Der Referent erinnerte daran, in welch undemokratischem Verfahren der Lissabon-Vertrag zustande gekommen war, da Irland unter dem Druck der anderen Regierungen und der Krise ein zweites Mal abstimmen und die ursprüngliche Ablehnung revidieren mußte. Das Vertragswerk verändert die Situation von Grund auf und schreibt die EU als gefährlichen Akteur fest, der außenstehende Staaten und Regionen bedroht und bei Bedarf auch der eigenen Bevölkerung den Krieg erklärt. Eingeschworen auf das herrschende Verwertungssystem in dessen finanzkapitalistischer Zuspitzung - beispielsweise wird eine Transaktionssteuer ausgeschlossen - greift der Lissabon-Prozeß tief in die Wirtschaftsweise, Arbeitswelt und sozialen Verhältnisse ein.

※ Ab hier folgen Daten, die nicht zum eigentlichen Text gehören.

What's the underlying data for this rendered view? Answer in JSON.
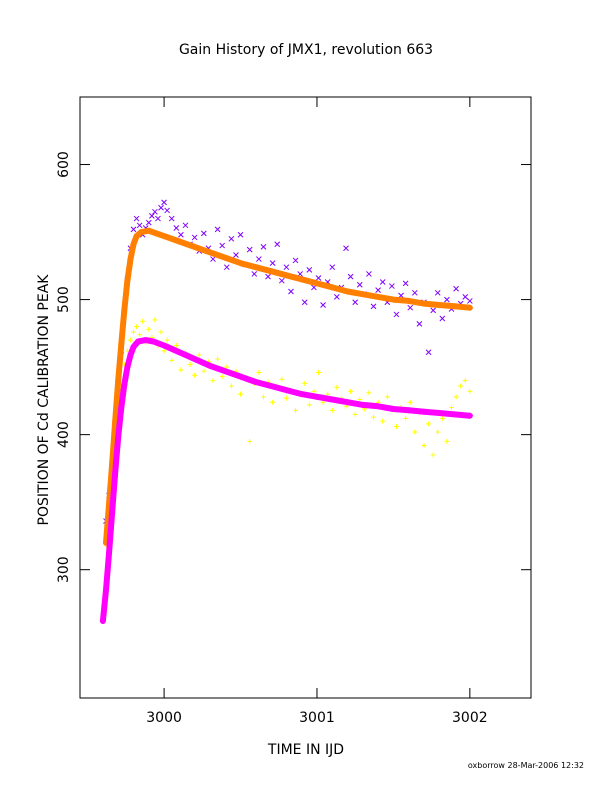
{
  "chart_data": {
    "type": "scatter",
    "title": "Gain History of JMX1, revolution 663",
    "xlabel": "TIME IN IJD",
    "ylabel": "POSITION OF Cd CALIBRATION PEAK",
    "xlim": [
      2999.45,
      3002.4
    ],
    "ylim": [
      205,
      650
    ],
    "xticks": [
      3000,
      3001,
      3002
    ],
    "xtick_labels": [
      "3000",
      "3001",
      "3002"
    ],
    "yticks": [
      300,
      400,
      500,
      600
    ],
    "ytick_labels": [
      "300",
      "400",
      "500",
      "600"
    ],
    "grid": false,
    "legend": "none",
    "series": [
      {
        "marker": "x",
        "color": "#7f00ff",
        "points": [
          [
            2999.62,
            336
          ],
          [
            2999.64,
            355
          ],
          [
            2999.66,
            378
          ],
          [
            2999.68,
            405
          ],
          [
            2999.7,
            432
          ],
          [
            2999.72,
            462
          ],
          [
            2999.74,
            492
          ],
          [
            2999.76,
            515
          ],
          [
            2999.78,
            538
          ],
          [
            2999.8,
            552
          ],
          [
            2999.82,
            560
          ],
          [
            2999.84,
            555
          ],
          [
            2999.86,
            548
          ],
          [
            2999.88,
            553
          ],
          [
            2999.9,
            557
          ],
          [
            2999.92,
            562
          ],
          [
            2999.94,
            565
          ],
          [
            2999.96,
            560
          ],
          [
            2999.98,
            568
          ],
          [
            3000.0,
            572
          ],
          [
            3000.02,
            566
          ],
          [
            3000.05,
            560
          ],
          [
            3000.08,
            553
          ],
          [
            3000.11,
            548
          ],
          [
            3000.14,
            555
          ],
          [
            3000.17,
            541
          ],
          [
            3000.2,
            546
          ],
          [
            3000.23,
            536
          ],
          [
            3000.26,
            549
          ],
          [
            3000.29,
            538
          ],
          [
            3000.32,
            530
          ],
          [
            3000.35,
            552
          ],
          [
            3000.38,
            540
          ],
          [
            3000.41,
            524
          ],
          [
            3000.44,
            545
          ],
          [
            3000.47,
            533
          ],
          [
            3000.5,
            548
          ],
          [
            3000.53,
            526
          ],
          [
            3000.56,
            537
          ],
          [
            3000.59,
            519
          ],
          [
            3000.62,
            530
          ],
          [
            3000.65,
            539
          ],
          [
            3000.68,
            517
          ],
          [
            3000.71,
            527
          ],
          [
            3000.74,
            541
          ],
          [
            3000.77,
            514
          ],
          [
            3000.8,
            524
          ],
          [
            3000.83,
            506
          ],
          [
            3000.86,
            529
          ],
          [
            3000.89,
            519
          ],
          [
            3000.92,
            498
          ],
          [
            3000.95,
            522
          ],
          [
            3000.98,
            509
          ],
          [
            3001.01,
            516
          ],
          [
            3001.04,
            496
          ],
          [
            3001.07,
            513
          ],
          [
            3001.1,
            524
          ],
          [
            3001.13,
            502
          ],
          [
            3001.16,
            509
          ],
          [
            3001.19,
            538
          ],
          [
            3001.22,
            517
          ],
          [
            3001.25,
            498
          ],
          [
            3001.28,
            511
          ],
          [
            3001.31,
            504
          ],
          [
            3001.34,
            519
          ],
          [
            3001.37,
            495
          ],
          [
            3001.4,
            507
          ],
          [
            3001.43,
            513
          ],
          [
            3001.46,
            498
          ],
          [
            3001.49,
            510
          ],
          [
            3001.52,
            489
          ],
          [
            3001.55,
            503
          ],
          [
            3001.58,
            512
          ],
          [
            3001.61,
            494
          ],
          [
            3001.64,
            505
          ],
          [
            3001.67,
            482
          ],
          [
            3001.7,
            498
          ],
          [
            3001.73,
            461
          ],
          [
            3001.76,
            492
          ],
          [
            3001.79,
            505
          ],
          [
            3001.82,
            486
          ],
          [
            3001.85,
            500
          ],
          [
            3001.88,
            493
          ],
          [
            3001.91,
            508
          ],
          [
            3001.94,
            497
          ],
          [
            3001.97,
            502
          ],
          [
            3002.0,
            499
          ]
        ]
      },
      {
        "marker": "+",
        "color": "#ffff00",
        "points": [
          [
            2999.62,
            318
          ],
          [
            2999.64,
            340
          ],
          [
            2999.66,
            365
          ],
          [
            2999.68,
            392
          ],
          [
            2999.7,
            415
          ],
          [
            2999.72,
            436
          ],
          [
            2999.74,
            452
          ],
          [
            2999.76,
            462
          ],
          [
            2999.78,
            470
          ],
          [
            2999.8,
            476
          ],
          [
            2999.82,
            480
          ],
          [
            2999.84,
            474
          ],
          [
            2999.86,
            484
          ],
          [
            2999.88,
            468
          ],
          [
            2999.9,
            478
          ],
          [
            2999.92,
            472
          ],
          [
            2999.94,
            485
          ],
          [
            2999.96,
            466
          ],
          [
            2999.98,
            476
          ],
          [
            3000.0,
            462
          ],
          [
            3000.02,
            470
          ],
          [
            3000.05,
            455
          ],
          [
            3000.08,
            466
          ],
          [
            3000.11,
            448
          ],
          [
            3000.14,
            461
          ],
          [
            3000.17,
            452
          ],
          [
            3000.2,
            444
          ],
          [
            3000.23,
            459
          ],
          [
            3000.26,
            447
          ],
          [
            3000.29,
            454
          ],
          [
            3000.32,
            440
          ],
          [
            3000.35,
            456
          ],
          [
            3000.38,
            443
          ],
          [
            3000.41,
            450
          ],
          [
            3000.44,
            436
          ],
          [
            3000.47,
            447
          ],
          [
            3000.5,
            430
          ],
          [
            3000.53,
            442
          ],
          [
            3000.56,
            395
          ],
          [
            3000.59,
            438
          ],
          [
            3000.62,
            446
          ],
          [
            3000.65,
            428
          ],
          [
            3000.68,
            439
          ],
          [
            3000.71,
            424
          ],
          [
            3000.74,
            436
          ],
          [
            3000.77,
            441
          ],
          [
            3000.8,
            427
          ],
          [
            3000.83,
            433
          ],
          [
            3000.86,
            418
          ],
          [
            3000.89,
            430
          ],
          [
            3000.92,
            438
          ],
          [
            3000.95,
            422
          ],
          [
            3000.98,
            432
          ],
          [
            3001.01,
            446
          ],
          [
            3001.04,
            424
          ],
          [
            3001.07,
            430
          ],
          [
            3001.1,
            418
          ],
          [
            3001.13,
            435
          ],
          [
            3001.16,
            427
          ],
          [
            3001.19,
            421
          ],
          [
            3001.22,
            432
          ],
          [
            3001.25,
            415
          ],
          [
            3001.28,
            426
          ],
          [
            3001.31,
            419
          ],
          [
            3001.34,
            431
          ],
          [
            3001.37,
            413
          ],
          [
            3001.4,
            424
          ],
          [
            3001.43,
            410
          ],
          [
            3001.46,
            428
          ],
          [
            3001.49,
            418
          ],
          [
            3001.52,
            406
          ],
          [
            3001.55,
            420
          ],
          [
            3001.58,
            412
          ],
          [
            3001.61,
            424
          ],
          [
            3001.64,
            402
          ],
          [
            3001.67,
            416
          ],
          [
            3001.7,
            392
          ],
          [
            3001.73,
            408
          ],
          [
            3001.76,
            385
          ],
          [
            3001.79,
            402
          ],
          [
            3001.82,
            412
          ],
          [
            3001.85,
            395
          ],
          [
            3001.88,
            420
          ],
          [
            3001.91,
            428
          ],
          [
            3001.94,
            436
          ],
          [
            3001.97,
            440
          ],
          [
            3002.0,
            432
          ]
        ]
      },
      {
        "marker": "+",
        "color": "#ff7f00",
        "line": true,
        "points": [
          [
            2999.62,
            320
          ],
          [
            2999.64,
            348
          ],
          [
            2999.66,
            378
          ],
          [
            2999.68,
            410
          ],
          [
            2999.7,
            440
          ],
          [
            2999.72,
            467
          ],
          [
            2999.74,
            492
          ],
          [
            2999.76,
            514
          ],
          [
            2999.78,
            530
          ],
          [
            2999.8,
            541
          ],
          [
            2999.82,
            547
          ],
          [
            2999.85,
            550
          ],
          [
            2999.9,
            551
          ],
          [
            2999.95,
            549
          ],
          [
            3000.0,
            547
          ],
          [
            3000.1,
            543
          ],
          [
            3000.2,
            539
          ],
          [
            3000.3,
            535
          ],
          [
            3000.4,
            531
          ],
          [
            3000.5,
            527
          ],
          [
            3000.6,
            524
          ],
          [
            3000.7,
            521
          ],
          [
            3000.8,
            518
          ],
          [
            3000.9,
            515
          ],
          [
            3001.0,
            512
          ],
          [
            3001.1,
            509
          ],
          [
            3001.2,
            506
          ],
          [
            3001.3,
            504
          ],
          [
            3001.4,
            502
          ],
          [
            3001.5,
            500
          ],
          [
            3001.6,
            499
          ],
          [
            3001.7,
            497
          ],
          [
            3001.8,
            496
          ],
          [
            3001.9,
            495
          ],
          [
            3002.0,
            494
          ]
        ]
      },
      {
        "marker": "+",
        "color": "#ff00ff",
        "line": true,
        "points": [
          [
            2999.6,
            262
          ],
          [
            2999.62,
            285
          ],
          [
            2999.64,
            312
          ],
          [
            2999.66,
            342
          ],
          [
            2999.68,
            372
          ],
          [
            2999.7,
            398
          ],
          [
            2999.72,
            420
          ],
          [
            2999.74,
            437
          ],
          [
            2999.76,
            450
          ],
          [
            2999.78,
            459
          ],
          [
            2999.8,
            465
          ],
          [
            2999.83,
            469
          ],
          [
            2999.88,
            470
          ],
          [
            2999.93,
            469
          ],
          [
            3000.0,
            466
          ],
          [
            3000.1,
            461
          ],
          [
            3000.2,
            456
          ],
          [
            3000.3,
            451
          ],
          [
            3000.4,
            447
          ],
          [
            3000.5,
            443
          ],
          [
            3000.6,
            439
          ],
          [
            3000.7,
            436
          ],
          [
            3000.8,
            433
          ],
          [
            3000.9,
            430
          ],
          [
            3001.0,
            428
          ],
          [
            3001.1,
            426
          ],
          [
            3001.2,
            424
          ],
          [
            3001.3,
            422
          ],
          [
            3001.4,
            421
          ],
          [
            3001.5,
            419
          ],
          [
            3001.6,
            418
          ],
          [
            3001.7,
            417
          ],
          [
            3001.8,
            416
          ],
          [
            3001.9,
            415
          ],
          [
            3002.0,
            414
          ]
        ]
      }
    ]
  },
  "footer": {
    "credit": "oxborrow 28-Mar-2006 12:32"
  }
}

Zugleich stellt der Lissabon-Vertrag eine wegweisende militärpolitische Entscheidung dar, die in ihrer Beistands- und Solidaritätsklausel noch über das in der NATO festgelegte Maß hinausgeht. Während das nordatlantische Bündnis die Beistandspflicht nach Artikel 5 auf den Fall des Angriffs auf ein Mitglied beschränkt, ist in der EU Beistand bereits dann gefordert, wenn sich ein Mitgliedsland in einem Konflikt befindet. Dies weist die Europäische Union als Angriffsbündnis aus, das sich von vornherein nicht die Einschränkung auf den Verteidigungsfall auferlegt. Bezeichnend ist zudem, daß die vier bislang neutralen europäischen Staaten Irland, Österreich, Schweden und Finnland nun in ein Militärbündnis eingebunden sind, ohne daß dies von ihren Parlamenten in einem gesonderten und für die Bürger ersichtlichen Verfahren so beschlossen worden wäre.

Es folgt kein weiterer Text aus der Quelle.